At the time of her visit today (day #6), the lesion is found to be dry and roughly the same dimensions as noted above (Figure 2).
What’s your diagnosis?
A. Abrasion injury with secondary bullous cellulitis
B. Burn injury
C. Resistant bacterial cellulitis
D. Varicella-zoster (shingles)
Sometimes, cases are not very straightforward, as in this case. However, of the choices listed, this case is most consistent with A — an injury, followed by secondary cellulitis due to MSSA that happened to be an epidermolytic toxin-producing strain, essentially resulting in a giant bullous impetigo-like lesion with cellulitis.
A preceding injury was observed, followed by a progressive increase in lesion size consistent with spreading infection, and flaccid, overlying blister skin that resolved on appropriate antimicrobial therapy (topical and systemic).
A brown recluse spider bite is relatively uncommon and often unrecognized when it occurs. If the spider is seen, one might notice the violin-shape marking on the posterior thorax (Figure 3, courtesy of Jill Murphy). The bite may sting or may not be felt at all. Following the bite, a slowly developing blistering/ulcerative lesion is noted with necrosis. These lesions can be relatively small or fairly large. There is no known effective therapy except to follow for the possibility of secondary bacterial infection. Numerous pictures can be found on the internet.
Burn injuries are obviously painful and usually do not occur without knowing it. They usually do not appear as an abrasion, but perhaps the initial appearance was misrepresented by the historian. Usually, a blister follows fairly soon after the initial thermal injury. Otherwise, it could be difficult to tell the difference.

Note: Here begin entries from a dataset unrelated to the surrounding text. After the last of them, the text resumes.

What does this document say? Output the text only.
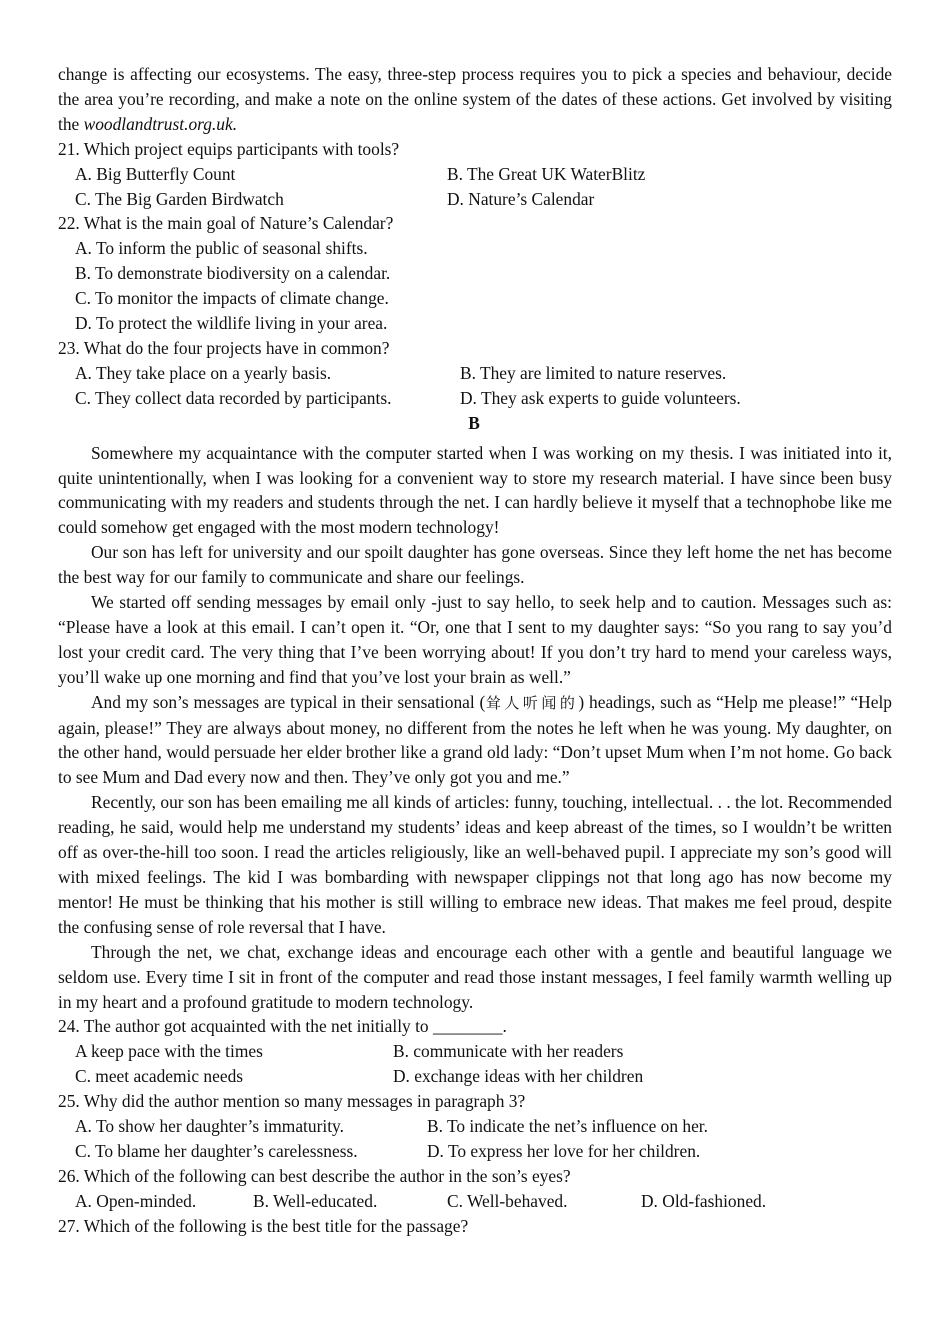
change is affecting our ecosystems. The easy, three-step process requires you to pick a species and behaviour, decide the area you’re recording, and make a note on the online system of the dates of these actions. Get involved by visiting the woodlandtrust.org.uk.

21. Which project equips participants with tools?

A. Big Butterfly Count	B. The Great UK WaterBlitz
C. The Big Garden Birdwatch	D. Nature’s Calendar

22. What is the main goal of Nature’s Calendar?

A. To inform the public of seasonal shifts.
B. To demonstrate biodiversity on a calendar.
C. To monitor the impacts of climate change.
D. To protect the wildlife living in your area.

23. What do the four projects have in common?

A. They take place on a yearly basis.	B. They are limited to nature reserves.
C. They collect data recorded by participants.	D. They ask experts to guide volunteers.

B

Somewhere my acquaintance with the computer started when I was working on my thesis. I was initiated into it, quite unintentionally, when I was looking for a convenient way to store my research material. I have since been busy communicating with my readers and students through the net. I can hardly believe it myself that a technophobe like me could somehow get engaged with the most modern technology!

Our son has left for university and our spoilt daughter has gone overseas. Since they left home the net has become the best way for our family to communicate and share our feelings.

We started off sending messages by email only -just to say hello, to seek help and to caution. Messages such as: “Please have a look at this email. I can’t open it. “Or, one that I sent to my daughter says: “So you rang to say you’d lost your credit card. The very thing that I’ve been worrying about! If you don’t try hard to mend your careless ways, you’ll wake up one morning and find that you’ve lost your brain as well.”

And my son’s messages are typical in their sensational (耸人听闻的) headings, such as “Help me please!” “Help again, please!” They are always about money, no different from the notes he left when he was young. My daughter, on the other hand, would persuade her elder brother like a grand old lady: “Don’t upset Mum when I’m not home. Go back to see Mum and Dad every now and then. They’ve only got you and me.”

Recently, our son has been emailing me all kinds of articles: funny, touching, intellectual. . . the lot. Recommended reading, he said, would help me understand my students’ ideas and keep abreast of the times, so I wouldn’t be written off as over-the-hill too soon. I read the articles religiously, like an well-behaved pupil. I appreciate my son’s good will with mixed feelings. The kid I was bombarding with newspaper clippings not that long ago has now become my mentor! He must be thinking that his mother is still willing to embrace new ideas. That makes me feel proud, despite the confusing sense of role reversal that I have.

Through the net, we chat, exchange ideas and encourage each other with a gentle and beautiful language we seldom use. Every time I sit in front of the computer and read those instant messages, I feel family warmth welling up in my heart and a profound gratitude to modern technology.

24. The author got acquainted with the net initially to ________.

A keep pace with the times	B. communicate with her readers
C. meet academic needs	D. exchange ideas with her children

25. Why did the author mention so many messages in paragraph 3?

A. To show her daughter’s immaturity.	B. To indicate the net’s influence on her.
C. To blame her daughter’s carelessness.	D. To express her love for her children.

26. Which of the following can best describe the author in the son’s eyes?

A. Open-minded.	B. Well-educated.	C. Well-behaved.	D. Old-fashioned.

27. Which of the following is the best title for the passage?
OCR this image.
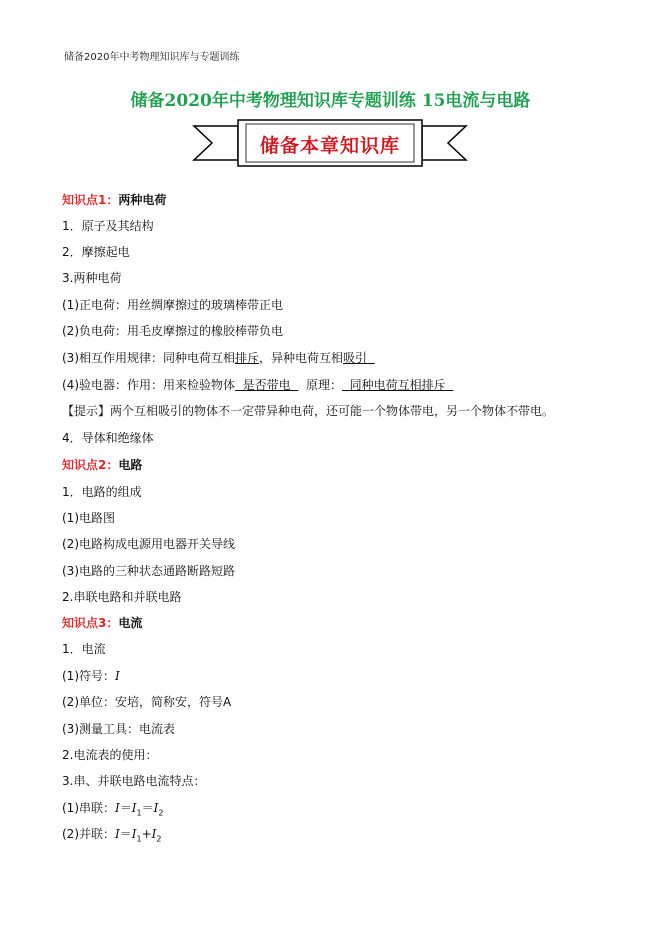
储备2020年中考物理知识库与专题训练
储备2020年中考物理知识库专题训练 15电流与电路
储备本章知识库
知识点1：两种电荷
1．原子及其结构
2．摩擦起电
3.两种电荷
(1)正电荷：用丝绸摩擦过的玻璃棒带正电
(2)负电荷：用毛皮摩擦过的橡胶棒带负电
(3)相互作用规律：同种电荷互相排斥，异种电荷互相吸引
(4)验电器：作用：用来检验物体 是否带电 原理： 同种电荷互相排斥
【提示】两个互相吸引的物体不一定带异种电荷，还可能一个物体带电，另一个物体不带电。
4．导体和绝缘体
知识点2：电路
1．电路的组成
(1)电路图
(2)电路构成电源用电器开关导线
(3)电路的三种状态通路断路短路
2.串联电路和并联电路
知识点3：电流
1．电流
(1)符号：I
(2)单位：安培，简称安，符号A
(3)测量工具：电流表
2.电流表的使用：
3.串、并联电路电流特点：
(1)串联：$I=I_1=I_2$
(2)并联：$I=I_1+I_2$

Varicella-zoster, or shingles, is a rash caused by reactivated varicella-zoster virus (chickenpox virus). The rash usually follows a characteristic dermatomal pattern and appears in most cases as mixed papulovesicular lesions on erythematous bases, but there can be areas where there is such confluence that large areas of crusting can be seen. Occasionally, dark, necrotic-appearing areas, especially in immunocompromised patients, may also be seen (Figure 4).
- For more information:
- James H. Brien, DO, is with the department of infectious diseases at McLane Children’s Hospital, Baylor Scott & White Health, Texas A&M College of Medicine in Temple, Texas. He also is a member of the Infectious Diseases in Children Editorial Board. Brien can be reached at jhbrien@aol.com.
Disclosure: Brien reports no relevant financial disclosures.
Columnist comment: I would like to thank Dr. Goddy T. Corpuz for contributing to this interesting case. My term for the diagnosis was “Giant bullous impetigo with cellulitis.” Since I have never seen anything quite like this before, I just made up that term. Perhaps we can call it “GBIC syndrome,” or better yet, use the eponym, “Brien syndrome.” Speaking of making up disease names, I counted approximately 560 medical eponyms. A medical eponym is a person, place or thing after whom (or which) the condition is named, and if named after a person, it is generally considered a great honor. However, some of those 560-ish eponyms were promoted by those eponymizing (another made-up term) themselves. However, self-eponymizing is widely considered in bad taste. We could perhaps use Dr. Corpuz’s name (Corpuz syndrome), since he took the pictures and referred the patient. But perhaps GBIC syndrome would look better for coding purposes, and we would not have to remember Dr. Corpuz’s name. Then, in case we ever see something like this again, we will know GBIC is the code to use because, after all, that is what’s important. Otherwise, if you cannot code it, you cannot get proper RVU credit, which seems to be the most important thing in our little pus-filled world these days.
That being said, I plan to retire from practice at the end of July this year. However, I will plan to continue writing this column for the foreseeable future. I may run out of clinical material in a few years, so I will continue to need more reader-contributions, such as this case, to keep it going longer.
Enjoy the spring weather, and get ready for snake bites, sunburns, accidents, enteroviruses and mosquitoes.